女性ホルモン薬-2

▼卵胞・黄体ホルモン配合薬(ピル)
※ドオルトン、プラノバール、ソフィアA/C、ノアルテンD、ロ・リンデオール、新EP錠

「卵胞ホルモン」と「黄体ホルモン」の配合薬(ピル)です。女性ホルモンの不足やバランスのくずれで起こるいろいろな症状を改善します。生理不順、無月経、機能性子宮出血、月経困難症(生理痛)、月経前緊張症(PMS)、子宮内膜症、不妊症、さらに生理日の変更などにも用います。また、避妊薬として応用されるかもしれません(今は、別項の「低用量ピル」を用いるのが一般的)。症状や目的により、用法用量が異なりますから、決められたとおりに服用してください。


<メモ>
●女性ホルモンの薬は、その配合成分により、卵胞ホルモン薬(E)、黄体ホルモン薬(P)、卵胞ホルモンと黄体ホルモンの配合薬(EP)、卵胞ホルモン製剤と男性ホルモンの配合薬(EA)などに分かれます。症状や目的に合わせて使い分けるようにします。これらのうち使用頻度が多いのは、卵胞ホルモンと黄体ホルモンの配合薬(EP)です。いわゆる"ピル"と呼ばれるお薬です。用量の少ない「低用量ピル」は避妊薬として使われます(別項)。

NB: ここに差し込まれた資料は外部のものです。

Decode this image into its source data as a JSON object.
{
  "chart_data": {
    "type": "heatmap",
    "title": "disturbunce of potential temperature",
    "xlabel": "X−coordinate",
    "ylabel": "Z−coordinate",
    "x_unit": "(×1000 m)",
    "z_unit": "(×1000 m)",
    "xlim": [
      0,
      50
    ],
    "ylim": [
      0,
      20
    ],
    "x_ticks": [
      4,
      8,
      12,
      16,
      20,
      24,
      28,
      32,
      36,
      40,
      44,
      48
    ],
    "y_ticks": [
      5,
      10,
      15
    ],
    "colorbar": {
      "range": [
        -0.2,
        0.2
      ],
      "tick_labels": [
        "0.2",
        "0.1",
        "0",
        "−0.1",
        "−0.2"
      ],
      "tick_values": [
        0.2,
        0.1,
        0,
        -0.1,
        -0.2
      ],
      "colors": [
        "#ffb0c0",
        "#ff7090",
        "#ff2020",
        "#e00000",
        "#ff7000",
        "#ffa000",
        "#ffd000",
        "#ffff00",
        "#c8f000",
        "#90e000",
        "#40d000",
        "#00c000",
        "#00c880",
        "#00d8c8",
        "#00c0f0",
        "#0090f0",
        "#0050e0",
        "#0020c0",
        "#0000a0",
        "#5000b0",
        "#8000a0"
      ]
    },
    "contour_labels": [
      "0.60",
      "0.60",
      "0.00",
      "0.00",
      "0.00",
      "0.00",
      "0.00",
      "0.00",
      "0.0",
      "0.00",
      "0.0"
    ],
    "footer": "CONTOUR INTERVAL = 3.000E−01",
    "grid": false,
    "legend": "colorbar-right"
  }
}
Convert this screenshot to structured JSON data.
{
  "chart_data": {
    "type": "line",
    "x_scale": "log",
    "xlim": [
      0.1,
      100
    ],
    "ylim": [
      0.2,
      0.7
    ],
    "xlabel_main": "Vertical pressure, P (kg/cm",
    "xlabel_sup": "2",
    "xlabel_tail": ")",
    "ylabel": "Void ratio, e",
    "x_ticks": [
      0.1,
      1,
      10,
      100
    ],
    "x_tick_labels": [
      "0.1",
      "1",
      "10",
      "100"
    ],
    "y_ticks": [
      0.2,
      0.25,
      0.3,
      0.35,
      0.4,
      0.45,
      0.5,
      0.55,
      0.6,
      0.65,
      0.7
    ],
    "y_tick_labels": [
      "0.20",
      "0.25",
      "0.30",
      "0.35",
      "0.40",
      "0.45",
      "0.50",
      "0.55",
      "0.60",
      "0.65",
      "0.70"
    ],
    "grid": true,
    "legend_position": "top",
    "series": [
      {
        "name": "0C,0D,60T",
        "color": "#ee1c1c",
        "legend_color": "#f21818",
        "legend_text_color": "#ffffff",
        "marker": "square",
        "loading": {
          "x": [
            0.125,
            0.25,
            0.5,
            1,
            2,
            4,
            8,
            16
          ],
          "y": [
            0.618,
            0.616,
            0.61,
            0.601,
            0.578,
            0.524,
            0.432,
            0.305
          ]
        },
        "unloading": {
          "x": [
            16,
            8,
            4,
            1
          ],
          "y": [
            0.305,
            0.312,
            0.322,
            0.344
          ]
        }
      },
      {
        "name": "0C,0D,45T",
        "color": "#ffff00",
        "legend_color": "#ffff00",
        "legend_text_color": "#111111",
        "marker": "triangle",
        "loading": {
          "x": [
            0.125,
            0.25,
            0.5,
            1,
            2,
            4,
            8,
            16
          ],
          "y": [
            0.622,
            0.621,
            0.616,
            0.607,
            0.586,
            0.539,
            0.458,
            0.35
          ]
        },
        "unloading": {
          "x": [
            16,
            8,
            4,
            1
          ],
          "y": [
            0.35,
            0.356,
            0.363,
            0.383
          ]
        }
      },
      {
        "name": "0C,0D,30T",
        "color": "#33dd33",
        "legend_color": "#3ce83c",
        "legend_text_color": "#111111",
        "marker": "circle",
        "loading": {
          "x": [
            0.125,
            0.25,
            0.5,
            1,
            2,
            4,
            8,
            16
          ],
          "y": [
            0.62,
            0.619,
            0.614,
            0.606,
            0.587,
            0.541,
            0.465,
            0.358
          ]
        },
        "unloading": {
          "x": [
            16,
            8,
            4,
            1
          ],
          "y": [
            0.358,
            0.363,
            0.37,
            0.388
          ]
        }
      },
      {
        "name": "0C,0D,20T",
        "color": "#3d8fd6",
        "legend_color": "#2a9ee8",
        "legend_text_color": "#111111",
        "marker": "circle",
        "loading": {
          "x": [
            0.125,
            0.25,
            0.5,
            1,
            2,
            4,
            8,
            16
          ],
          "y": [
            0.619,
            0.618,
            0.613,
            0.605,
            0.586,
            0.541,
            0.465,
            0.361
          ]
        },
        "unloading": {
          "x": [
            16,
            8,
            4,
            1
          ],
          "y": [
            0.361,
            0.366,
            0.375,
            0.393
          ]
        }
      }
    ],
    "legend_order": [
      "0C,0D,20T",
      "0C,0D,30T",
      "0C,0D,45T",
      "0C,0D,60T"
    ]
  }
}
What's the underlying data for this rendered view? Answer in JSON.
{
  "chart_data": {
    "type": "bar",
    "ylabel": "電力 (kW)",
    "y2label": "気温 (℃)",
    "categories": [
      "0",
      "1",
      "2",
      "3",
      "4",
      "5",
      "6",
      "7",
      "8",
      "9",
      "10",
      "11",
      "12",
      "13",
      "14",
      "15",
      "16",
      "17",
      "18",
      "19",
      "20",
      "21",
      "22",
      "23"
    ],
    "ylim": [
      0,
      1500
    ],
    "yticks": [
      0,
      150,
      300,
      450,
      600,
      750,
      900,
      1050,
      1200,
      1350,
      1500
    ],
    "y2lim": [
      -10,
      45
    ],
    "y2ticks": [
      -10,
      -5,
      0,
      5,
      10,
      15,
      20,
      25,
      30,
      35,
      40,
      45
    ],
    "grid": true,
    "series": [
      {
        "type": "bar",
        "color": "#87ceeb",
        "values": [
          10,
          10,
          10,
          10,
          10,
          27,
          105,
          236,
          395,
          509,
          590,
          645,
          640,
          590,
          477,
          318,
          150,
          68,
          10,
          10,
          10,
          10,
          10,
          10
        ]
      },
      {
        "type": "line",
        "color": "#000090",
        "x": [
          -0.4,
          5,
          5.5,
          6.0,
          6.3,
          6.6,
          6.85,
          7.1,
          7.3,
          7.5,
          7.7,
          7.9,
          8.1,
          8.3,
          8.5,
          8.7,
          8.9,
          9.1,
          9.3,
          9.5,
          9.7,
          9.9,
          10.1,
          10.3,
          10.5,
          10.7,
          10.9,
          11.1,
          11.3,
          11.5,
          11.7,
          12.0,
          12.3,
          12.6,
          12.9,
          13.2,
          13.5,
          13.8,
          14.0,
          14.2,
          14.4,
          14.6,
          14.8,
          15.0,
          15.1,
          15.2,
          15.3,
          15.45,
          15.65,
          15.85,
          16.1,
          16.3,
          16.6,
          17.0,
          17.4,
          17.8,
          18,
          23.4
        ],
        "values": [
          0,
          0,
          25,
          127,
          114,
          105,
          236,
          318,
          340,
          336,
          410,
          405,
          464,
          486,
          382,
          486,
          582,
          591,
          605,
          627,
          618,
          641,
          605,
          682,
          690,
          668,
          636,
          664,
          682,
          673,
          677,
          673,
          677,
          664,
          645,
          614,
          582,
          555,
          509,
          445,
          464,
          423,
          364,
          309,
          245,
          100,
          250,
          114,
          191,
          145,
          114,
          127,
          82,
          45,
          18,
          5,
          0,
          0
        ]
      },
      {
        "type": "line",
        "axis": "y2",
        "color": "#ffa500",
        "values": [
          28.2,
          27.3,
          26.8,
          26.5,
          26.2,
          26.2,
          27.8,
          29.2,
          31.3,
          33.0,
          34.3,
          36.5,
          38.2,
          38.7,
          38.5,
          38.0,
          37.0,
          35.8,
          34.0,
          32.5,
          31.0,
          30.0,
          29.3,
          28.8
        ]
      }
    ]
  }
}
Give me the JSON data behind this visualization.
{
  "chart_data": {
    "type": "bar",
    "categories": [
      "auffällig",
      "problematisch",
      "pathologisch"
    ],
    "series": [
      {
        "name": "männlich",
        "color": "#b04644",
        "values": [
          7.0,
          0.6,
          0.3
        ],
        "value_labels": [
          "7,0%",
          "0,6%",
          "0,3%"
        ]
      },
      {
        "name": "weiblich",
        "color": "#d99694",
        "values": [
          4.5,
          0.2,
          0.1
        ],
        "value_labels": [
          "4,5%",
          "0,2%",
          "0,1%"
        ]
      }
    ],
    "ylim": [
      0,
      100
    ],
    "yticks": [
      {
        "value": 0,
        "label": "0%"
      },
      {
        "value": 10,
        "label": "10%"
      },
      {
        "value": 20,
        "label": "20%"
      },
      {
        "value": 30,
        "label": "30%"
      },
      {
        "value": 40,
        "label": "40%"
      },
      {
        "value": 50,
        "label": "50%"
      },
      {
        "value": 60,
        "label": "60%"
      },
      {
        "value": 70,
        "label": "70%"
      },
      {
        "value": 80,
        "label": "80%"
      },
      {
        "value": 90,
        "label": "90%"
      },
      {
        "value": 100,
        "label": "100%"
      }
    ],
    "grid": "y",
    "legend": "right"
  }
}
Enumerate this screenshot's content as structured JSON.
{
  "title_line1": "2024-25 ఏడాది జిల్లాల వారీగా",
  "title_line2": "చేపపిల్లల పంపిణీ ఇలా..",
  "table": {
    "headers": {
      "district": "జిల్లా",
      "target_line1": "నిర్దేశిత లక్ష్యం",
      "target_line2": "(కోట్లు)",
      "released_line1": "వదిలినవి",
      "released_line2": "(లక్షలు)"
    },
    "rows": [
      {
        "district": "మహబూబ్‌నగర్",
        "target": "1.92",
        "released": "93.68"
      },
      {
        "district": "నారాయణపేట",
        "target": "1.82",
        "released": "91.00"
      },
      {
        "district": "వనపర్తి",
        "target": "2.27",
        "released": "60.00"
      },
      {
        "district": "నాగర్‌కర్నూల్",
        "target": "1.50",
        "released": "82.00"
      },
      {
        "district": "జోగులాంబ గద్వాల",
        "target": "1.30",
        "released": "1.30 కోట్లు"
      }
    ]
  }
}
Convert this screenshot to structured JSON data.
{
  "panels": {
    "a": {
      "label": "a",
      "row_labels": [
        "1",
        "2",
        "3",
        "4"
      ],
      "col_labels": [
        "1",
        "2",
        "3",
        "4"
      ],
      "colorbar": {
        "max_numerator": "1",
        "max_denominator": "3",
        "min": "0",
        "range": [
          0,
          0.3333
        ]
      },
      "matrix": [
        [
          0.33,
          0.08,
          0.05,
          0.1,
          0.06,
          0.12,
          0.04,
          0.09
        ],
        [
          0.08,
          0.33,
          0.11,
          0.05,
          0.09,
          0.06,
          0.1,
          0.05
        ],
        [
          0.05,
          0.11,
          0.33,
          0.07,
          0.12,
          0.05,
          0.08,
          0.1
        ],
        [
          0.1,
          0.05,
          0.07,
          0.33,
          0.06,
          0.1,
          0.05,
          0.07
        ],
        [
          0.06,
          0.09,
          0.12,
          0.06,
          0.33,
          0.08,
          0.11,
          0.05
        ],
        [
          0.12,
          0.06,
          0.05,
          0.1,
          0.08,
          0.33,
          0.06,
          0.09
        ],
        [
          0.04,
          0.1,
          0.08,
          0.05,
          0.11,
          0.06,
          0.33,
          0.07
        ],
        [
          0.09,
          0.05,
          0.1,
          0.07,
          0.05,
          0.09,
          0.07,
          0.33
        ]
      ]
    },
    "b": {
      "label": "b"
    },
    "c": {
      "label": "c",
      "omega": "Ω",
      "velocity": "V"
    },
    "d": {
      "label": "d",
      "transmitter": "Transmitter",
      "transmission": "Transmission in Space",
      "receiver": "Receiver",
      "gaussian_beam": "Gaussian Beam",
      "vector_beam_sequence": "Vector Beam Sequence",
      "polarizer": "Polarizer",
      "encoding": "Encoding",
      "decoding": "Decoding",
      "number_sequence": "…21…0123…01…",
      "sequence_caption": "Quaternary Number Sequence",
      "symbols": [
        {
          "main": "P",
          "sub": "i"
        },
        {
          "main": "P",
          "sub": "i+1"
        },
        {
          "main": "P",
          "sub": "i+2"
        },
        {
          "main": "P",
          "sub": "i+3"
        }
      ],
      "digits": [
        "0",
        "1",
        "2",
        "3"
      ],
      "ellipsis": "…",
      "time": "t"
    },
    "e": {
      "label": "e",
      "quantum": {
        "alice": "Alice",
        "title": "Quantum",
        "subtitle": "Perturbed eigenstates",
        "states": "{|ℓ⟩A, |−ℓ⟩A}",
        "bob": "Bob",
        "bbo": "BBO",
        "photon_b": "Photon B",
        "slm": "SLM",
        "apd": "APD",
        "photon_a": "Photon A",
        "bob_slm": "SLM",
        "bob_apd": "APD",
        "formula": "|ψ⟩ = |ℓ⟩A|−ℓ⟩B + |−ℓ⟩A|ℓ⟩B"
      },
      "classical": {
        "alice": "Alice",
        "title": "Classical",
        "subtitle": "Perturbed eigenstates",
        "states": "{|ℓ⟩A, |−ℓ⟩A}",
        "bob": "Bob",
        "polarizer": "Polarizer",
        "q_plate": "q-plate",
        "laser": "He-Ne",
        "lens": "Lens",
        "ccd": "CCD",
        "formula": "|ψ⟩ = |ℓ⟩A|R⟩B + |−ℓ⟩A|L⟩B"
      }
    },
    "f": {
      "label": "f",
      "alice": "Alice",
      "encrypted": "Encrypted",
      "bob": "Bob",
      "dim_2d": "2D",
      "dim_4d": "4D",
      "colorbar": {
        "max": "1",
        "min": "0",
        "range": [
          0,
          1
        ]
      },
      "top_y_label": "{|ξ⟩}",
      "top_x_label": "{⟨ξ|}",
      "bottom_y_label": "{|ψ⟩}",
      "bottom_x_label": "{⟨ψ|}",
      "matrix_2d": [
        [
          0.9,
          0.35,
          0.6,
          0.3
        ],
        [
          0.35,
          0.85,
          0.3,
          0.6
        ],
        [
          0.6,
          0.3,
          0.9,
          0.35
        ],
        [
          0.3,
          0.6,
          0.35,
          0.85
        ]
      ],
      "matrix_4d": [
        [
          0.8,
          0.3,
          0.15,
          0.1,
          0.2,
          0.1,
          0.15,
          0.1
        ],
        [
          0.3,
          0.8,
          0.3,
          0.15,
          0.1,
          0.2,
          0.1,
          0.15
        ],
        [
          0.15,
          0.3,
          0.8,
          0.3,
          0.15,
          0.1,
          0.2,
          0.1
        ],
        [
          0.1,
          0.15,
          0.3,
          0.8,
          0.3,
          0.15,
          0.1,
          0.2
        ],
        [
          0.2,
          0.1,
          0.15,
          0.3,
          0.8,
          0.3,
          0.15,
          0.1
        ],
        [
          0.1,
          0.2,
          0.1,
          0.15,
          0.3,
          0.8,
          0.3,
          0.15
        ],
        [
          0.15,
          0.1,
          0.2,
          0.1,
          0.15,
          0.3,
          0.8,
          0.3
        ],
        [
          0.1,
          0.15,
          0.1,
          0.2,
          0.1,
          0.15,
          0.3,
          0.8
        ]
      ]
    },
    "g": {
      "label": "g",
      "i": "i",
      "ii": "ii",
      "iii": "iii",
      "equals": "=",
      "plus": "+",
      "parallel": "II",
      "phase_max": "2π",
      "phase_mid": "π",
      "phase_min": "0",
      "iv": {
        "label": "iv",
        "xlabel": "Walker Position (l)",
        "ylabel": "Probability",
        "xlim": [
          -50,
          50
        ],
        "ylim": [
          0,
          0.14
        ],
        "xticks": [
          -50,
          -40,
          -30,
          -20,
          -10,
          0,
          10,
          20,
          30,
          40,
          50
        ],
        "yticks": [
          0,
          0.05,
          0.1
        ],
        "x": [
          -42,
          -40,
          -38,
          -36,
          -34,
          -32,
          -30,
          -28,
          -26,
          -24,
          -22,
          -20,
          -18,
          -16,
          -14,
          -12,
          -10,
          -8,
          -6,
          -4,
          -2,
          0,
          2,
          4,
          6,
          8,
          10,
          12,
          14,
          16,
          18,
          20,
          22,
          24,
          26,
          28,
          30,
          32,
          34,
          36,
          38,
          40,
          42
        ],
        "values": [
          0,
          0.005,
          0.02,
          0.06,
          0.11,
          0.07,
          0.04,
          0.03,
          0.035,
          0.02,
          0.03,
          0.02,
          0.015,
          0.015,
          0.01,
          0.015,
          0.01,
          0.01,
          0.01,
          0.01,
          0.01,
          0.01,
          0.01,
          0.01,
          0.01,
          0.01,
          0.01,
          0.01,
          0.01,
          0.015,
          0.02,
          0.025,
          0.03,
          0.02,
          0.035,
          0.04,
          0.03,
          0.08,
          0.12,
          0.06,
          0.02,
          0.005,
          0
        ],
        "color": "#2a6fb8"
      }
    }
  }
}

●副作用で比較的多いのは、飲み始めの「吐き気、頭痛、乳房の張り、乳房痛、点状出血、不正出血」などです。これらはホルモン環境が一時的に変化するためです。たいてい、2~3カ月続けて体が慣れくれると軽快しますので、それほど心配いりません。出血は、飲み忘れでもよく起こりますから注意してください。そのほか、ごくまれですが、血栓性の病気を悪化させたり、その引き金になることがあります。ピルには血液を固まりやすくする性質があるためです。万一、次のような症状がみられたら、すぐに受診してください。「足(とくにふくらはぎ)の痛み・はれ・しびれ、突然の激しい頭痛、めまい、胸の痛み、突然の息切れ、急に視力が落ちる」

●病気のある人は、医師に報告しておきます。血栓圧、高血圧、心臓病、肝臓病、腎臓病などがあると、使用できないことがあります。

●できるだけタバコは控えましょう。タバコは血栓症の危険性を増やします。